Not so fast! The responsible articles point out that not enough evidence is available to tell if charcoal brushing is beneficial or dangerous. The charcoal itself might be too abrasive. Over time it might actually be removing enamel along with those stains. When you lose enamel, not only do your teeth get sensitive, but the tooth enamel is lost. Enamel can’t grow back as cut skin or broken bones do. Once it’s gone, it’s gone.

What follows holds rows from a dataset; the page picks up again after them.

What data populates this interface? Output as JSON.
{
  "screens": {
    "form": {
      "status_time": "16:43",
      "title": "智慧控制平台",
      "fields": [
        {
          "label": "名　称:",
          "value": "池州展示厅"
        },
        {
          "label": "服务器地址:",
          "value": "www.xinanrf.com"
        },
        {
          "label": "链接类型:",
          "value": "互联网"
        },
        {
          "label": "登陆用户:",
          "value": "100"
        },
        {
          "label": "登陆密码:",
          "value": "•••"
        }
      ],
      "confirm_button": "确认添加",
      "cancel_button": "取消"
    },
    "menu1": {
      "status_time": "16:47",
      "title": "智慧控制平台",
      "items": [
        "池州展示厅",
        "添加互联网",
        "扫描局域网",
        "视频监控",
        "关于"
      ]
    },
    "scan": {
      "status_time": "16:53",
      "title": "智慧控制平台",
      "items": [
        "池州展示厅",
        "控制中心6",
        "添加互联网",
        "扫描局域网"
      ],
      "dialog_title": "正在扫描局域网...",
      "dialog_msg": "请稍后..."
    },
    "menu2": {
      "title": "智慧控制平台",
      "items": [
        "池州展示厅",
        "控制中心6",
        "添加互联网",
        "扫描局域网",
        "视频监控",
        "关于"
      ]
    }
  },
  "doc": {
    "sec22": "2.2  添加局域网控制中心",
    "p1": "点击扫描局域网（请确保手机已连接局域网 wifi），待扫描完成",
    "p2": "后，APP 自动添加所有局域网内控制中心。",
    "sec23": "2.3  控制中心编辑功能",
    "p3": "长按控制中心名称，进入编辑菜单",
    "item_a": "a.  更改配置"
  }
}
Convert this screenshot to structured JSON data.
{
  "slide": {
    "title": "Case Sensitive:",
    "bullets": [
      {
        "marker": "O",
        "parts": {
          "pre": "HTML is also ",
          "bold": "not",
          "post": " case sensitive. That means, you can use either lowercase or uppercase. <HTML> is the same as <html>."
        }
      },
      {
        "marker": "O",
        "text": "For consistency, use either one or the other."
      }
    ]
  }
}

While dentists are concerned, the natural websites are spreading the news. This one gives instructions, promotes it as a "natural" way to whiten teeth and mentions only the messiness as a potential downside. (The pictures accompanying some of these stories are really disgusting, so messiness is indeed a problem, though a minor one.)
But dentists have only themselves to blame. Over the past 10 to 15 years I have noticed more radio, TV, direct mail and Internet advertising for dentists with most of them emphasizing the whiteness of your teeth over the health of your teeth. Catch phrases like “show me your teeth,” “perfect smiles” and similar ones stress the superficial side of oral hygiene. Most dentists offer tooth whitening as an extra service. So why are they surprised? How can they really blame patients when a potentially less expensive way to get the same results comes on the market or over the Internet? When you start appealing to appearances over the practical need to see a dentist regularly, it may work to bring in business in the short run but you will soon find yourself in a different competition.